Jean-Philippe Trottier a raison de déplorer «que la religion de l’incarnation soit devenue la religion de la correction de la matière par l’esprit»,5 mais une fois le mal fait, comment le réparer? Léopold Senghor plaignait les Européens, rationalistes et volontaristes, d’être éloignés de leurs émotions et de leurs corps et il appelait de ses vœux une civilisation de l’universel où le partage entre les émotions et la raison serait de part et d’autre plus équilibré. Hélas! il est infiniment plus facile de greffer la raison sur la vie que la vie sur la raison.

D’où cette page saisissante.« De même que la toute-puissante raison avait harnaché celui-là pour mieux le comprendre et en contrôler le fonctionnement, elle avait en même temps commencé à considérer la création comme une ressource à exploiter, un réservoir de choses bonnes réservées uniquement à la consommation humaine et non pas signifiantes et dignes en soi du fait qu'elles venaient de Dieu.

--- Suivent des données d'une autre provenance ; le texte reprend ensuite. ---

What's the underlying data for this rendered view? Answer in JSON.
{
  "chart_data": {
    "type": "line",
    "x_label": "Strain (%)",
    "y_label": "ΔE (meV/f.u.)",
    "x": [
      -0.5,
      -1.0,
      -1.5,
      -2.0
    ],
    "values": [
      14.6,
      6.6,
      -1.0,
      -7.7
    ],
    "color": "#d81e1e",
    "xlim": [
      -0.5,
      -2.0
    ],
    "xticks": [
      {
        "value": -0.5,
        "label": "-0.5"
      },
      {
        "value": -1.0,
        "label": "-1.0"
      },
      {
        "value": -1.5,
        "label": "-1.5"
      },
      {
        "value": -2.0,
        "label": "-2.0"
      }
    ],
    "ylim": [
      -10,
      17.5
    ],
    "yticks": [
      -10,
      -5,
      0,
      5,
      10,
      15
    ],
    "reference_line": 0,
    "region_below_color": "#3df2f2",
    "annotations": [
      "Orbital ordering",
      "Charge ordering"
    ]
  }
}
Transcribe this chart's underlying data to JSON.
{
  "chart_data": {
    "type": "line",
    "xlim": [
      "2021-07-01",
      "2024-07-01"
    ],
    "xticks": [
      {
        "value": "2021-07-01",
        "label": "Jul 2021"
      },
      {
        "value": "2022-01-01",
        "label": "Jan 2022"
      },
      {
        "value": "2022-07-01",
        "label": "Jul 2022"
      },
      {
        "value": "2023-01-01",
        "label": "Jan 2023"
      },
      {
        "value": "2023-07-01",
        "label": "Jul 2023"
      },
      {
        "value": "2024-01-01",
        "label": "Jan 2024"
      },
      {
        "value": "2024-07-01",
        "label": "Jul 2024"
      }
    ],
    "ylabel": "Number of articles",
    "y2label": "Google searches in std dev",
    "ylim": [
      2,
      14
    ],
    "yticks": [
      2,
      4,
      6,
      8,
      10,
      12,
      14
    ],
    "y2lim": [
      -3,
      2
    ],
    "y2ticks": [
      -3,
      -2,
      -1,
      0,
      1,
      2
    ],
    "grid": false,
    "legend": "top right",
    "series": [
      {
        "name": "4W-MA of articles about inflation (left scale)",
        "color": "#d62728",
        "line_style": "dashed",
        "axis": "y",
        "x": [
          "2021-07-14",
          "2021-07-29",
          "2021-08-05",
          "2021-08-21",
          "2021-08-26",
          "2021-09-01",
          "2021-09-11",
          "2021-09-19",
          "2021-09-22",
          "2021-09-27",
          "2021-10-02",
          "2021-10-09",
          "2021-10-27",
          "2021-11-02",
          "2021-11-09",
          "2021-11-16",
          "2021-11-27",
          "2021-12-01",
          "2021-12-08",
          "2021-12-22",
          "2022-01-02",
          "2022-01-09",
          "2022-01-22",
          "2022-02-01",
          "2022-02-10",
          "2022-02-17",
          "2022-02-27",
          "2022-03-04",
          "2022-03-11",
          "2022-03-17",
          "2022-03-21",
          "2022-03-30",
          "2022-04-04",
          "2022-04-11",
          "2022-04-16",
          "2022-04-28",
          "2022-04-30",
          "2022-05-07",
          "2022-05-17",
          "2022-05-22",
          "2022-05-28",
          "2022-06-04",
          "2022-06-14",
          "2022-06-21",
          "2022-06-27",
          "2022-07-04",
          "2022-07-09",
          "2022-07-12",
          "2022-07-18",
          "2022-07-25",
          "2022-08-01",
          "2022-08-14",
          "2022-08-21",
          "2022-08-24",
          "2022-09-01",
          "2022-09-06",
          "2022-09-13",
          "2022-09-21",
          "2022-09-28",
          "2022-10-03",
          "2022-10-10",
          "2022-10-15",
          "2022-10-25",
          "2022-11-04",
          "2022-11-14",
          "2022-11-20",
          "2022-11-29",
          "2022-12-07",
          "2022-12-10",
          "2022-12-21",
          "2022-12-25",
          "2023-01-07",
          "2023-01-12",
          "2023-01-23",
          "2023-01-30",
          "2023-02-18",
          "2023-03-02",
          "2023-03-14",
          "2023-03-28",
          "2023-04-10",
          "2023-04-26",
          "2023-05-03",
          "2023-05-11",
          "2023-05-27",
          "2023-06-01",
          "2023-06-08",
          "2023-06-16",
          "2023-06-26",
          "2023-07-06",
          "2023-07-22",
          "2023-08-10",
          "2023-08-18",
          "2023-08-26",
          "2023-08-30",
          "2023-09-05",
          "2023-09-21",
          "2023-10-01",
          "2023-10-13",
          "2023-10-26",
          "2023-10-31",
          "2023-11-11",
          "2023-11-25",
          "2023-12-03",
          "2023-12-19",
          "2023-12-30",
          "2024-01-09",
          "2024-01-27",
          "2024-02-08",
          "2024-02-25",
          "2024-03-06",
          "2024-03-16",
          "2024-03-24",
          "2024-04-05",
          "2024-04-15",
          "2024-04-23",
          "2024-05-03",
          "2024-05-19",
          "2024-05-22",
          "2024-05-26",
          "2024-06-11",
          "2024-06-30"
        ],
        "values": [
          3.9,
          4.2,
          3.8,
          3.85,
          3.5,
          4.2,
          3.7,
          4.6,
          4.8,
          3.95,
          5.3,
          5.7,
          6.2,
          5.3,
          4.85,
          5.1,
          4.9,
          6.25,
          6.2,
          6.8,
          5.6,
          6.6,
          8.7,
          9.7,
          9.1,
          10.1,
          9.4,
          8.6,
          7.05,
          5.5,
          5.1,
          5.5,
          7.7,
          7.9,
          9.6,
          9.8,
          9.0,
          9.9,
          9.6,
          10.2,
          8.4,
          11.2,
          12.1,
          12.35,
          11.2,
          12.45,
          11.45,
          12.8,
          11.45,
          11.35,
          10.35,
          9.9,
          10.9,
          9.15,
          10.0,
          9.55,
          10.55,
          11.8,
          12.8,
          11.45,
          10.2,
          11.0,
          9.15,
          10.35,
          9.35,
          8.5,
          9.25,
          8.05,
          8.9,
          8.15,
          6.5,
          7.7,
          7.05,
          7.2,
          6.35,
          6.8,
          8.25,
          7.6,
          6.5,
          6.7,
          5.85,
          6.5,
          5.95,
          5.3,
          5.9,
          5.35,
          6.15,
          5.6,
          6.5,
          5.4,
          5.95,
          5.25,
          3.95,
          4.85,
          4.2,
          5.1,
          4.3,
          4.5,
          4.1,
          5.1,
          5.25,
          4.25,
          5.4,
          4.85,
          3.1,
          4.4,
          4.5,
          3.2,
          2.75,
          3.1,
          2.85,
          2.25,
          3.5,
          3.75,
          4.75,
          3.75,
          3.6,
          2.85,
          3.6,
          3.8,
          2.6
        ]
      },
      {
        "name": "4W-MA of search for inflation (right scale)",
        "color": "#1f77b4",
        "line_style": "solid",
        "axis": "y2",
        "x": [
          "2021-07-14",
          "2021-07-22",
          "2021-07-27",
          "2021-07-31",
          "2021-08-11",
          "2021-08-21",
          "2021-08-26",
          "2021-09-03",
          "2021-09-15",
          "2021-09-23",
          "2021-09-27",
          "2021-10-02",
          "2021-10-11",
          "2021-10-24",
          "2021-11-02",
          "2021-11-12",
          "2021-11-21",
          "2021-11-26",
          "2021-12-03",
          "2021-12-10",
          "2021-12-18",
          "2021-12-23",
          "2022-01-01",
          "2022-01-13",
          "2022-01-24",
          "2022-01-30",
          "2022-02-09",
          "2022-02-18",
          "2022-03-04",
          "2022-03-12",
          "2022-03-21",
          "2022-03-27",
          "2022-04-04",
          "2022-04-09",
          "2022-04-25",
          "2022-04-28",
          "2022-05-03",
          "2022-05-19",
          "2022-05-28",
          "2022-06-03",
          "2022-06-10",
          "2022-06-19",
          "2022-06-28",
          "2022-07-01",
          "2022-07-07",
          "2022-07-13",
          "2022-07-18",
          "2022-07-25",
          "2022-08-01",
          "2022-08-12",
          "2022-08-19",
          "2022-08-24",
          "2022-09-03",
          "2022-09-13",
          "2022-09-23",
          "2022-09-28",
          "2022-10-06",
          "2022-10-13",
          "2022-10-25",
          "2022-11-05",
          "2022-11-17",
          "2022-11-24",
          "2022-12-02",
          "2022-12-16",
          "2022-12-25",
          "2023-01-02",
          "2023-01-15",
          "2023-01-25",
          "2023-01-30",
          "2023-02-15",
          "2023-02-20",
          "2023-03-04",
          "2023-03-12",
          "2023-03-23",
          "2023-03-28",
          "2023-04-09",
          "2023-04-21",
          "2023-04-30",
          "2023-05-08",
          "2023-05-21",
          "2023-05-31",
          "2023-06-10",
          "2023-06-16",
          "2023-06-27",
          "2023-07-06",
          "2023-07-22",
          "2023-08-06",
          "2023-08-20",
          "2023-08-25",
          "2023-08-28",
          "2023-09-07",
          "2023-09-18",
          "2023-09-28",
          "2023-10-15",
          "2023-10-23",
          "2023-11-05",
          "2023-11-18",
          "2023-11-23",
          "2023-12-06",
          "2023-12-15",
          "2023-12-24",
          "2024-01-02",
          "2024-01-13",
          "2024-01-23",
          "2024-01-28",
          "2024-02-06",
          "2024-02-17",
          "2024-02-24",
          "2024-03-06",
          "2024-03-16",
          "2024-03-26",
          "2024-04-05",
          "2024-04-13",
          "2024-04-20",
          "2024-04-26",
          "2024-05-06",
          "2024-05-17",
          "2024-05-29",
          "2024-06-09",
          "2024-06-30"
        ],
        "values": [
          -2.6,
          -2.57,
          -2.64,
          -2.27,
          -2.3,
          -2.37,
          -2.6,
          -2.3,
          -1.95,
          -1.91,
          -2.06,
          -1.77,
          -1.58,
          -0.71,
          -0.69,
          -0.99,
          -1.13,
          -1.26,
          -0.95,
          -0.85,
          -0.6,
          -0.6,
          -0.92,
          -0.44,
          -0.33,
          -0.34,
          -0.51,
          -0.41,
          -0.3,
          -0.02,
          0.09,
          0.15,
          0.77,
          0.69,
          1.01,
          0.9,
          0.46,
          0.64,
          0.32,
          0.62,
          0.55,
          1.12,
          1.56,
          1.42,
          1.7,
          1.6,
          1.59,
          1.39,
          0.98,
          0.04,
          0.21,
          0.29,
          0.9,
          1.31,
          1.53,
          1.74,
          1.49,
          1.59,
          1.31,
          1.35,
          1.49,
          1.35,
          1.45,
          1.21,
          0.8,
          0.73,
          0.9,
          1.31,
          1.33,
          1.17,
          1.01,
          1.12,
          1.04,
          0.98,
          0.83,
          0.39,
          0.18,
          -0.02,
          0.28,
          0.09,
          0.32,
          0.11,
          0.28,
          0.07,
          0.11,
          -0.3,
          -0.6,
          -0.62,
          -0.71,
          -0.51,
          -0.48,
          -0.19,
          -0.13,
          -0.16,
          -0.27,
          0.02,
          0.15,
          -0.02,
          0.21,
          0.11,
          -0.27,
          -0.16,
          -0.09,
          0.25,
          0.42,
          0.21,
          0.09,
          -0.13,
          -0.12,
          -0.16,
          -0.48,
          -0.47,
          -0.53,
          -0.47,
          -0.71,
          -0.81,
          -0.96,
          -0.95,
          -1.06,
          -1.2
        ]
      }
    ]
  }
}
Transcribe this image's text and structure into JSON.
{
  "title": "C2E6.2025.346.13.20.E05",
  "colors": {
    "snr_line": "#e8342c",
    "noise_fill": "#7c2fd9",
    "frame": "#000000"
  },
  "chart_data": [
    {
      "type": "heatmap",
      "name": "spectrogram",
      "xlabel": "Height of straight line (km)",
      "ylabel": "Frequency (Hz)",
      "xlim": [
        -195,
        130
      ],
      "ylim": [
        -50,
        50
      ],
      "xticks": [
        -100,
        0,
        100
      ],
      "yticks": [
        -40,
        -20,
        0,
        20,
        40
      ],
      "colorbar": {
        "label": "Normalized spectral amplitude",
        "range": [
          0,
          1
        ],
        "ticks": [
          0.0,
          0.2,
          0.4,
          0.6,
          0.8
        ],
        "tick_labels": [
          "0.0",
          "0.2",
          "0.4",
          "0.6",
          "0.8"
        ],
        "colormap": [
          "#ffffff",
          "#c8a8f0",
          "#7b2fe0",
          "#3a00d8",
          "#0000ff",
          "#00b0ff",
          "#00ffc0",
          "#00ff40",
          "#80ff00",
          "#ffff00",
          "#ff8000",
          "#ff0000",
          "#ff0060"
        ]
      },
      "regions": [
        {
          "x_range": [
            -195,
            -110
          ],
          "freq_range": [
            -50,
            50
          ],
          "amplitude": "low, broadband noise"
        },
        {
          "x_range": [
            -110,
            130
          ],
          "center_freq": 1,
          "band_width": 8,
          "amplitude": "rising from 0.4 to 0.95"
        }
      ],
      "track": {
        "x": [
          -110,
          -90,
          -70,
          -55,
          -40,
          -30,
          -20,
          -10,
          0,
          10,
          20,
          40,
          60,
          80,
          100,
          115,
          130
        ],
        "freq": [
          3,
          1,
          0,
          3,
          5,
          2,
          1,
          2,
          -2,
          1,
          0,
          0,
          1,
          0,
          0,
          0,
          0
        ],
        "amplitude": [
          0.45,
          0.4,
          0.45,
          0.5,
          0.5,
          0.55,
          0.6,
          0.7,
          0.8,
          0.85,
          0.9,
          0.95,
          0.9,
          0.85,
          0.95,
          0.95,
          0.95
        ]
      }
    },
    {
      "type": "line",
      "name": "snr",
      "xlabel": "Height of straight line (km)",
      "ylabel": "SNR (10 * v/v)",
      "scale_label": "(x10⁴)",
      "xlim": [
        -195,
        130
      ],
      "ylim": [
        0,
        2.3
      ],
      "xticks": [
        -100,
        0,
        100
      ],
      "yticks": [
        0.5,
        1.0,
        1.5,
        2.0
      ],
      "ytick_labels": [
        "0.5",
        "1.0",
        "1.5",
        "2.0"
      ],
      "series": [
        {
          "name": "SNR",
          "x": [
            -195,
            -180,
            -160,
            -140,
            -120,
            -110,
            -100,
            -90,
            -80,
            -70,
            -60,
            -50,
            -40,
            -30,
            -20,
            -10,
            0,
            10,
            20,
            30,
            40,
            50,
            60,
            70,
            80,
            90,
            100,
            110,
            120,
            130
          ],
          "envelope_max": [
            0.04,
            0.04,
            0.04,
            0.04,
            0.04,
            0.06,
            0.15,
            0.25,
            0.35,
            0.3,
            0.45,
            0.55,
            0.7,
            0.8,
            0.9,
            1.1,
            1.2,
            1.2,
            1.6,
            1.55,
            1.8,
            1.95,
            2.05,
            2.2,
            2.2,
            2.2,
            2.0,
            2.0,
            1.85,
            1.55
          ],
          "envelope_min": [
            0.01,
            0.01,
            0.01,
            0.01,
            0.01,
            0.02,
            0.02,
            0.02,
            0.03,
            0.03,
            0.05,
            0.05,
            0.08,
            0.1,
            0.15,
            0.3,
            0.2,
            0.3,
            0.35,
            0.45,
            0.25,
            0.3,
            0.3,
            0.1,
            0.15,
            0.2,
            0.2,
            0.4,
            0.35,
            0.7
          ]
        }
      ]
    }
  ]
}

Cette raison devenant la mesure de toutes choses et remplaçant subrepticement le créateur, non seulement a-t-elle divorcé d'avec la nature, mais elle s'est également séparée du corps humain pour n'en faire qu'un objet, à connaître et à soigner certes, mais d'un statut ontologique inférieur, voire inexistant. Ainsi, ce qui, au point de vue scientifique, marquait le début d'une marche conquérante, s'est accompagné d'un appauvrissement au point de vue symbolique, la matière devenant inerte ou, nous le disions plus haut, mécanique, démontable et remontable.»6

La matière inerte est remontable. La matière vivante ne l’est pas. La vie naît de la vie dans une symbiose où la beauté sert de catalyseur. C’est le sujet, à propos de la vie intérieure, du chapitre intitulé : La nostalgie entre blessure et beauté.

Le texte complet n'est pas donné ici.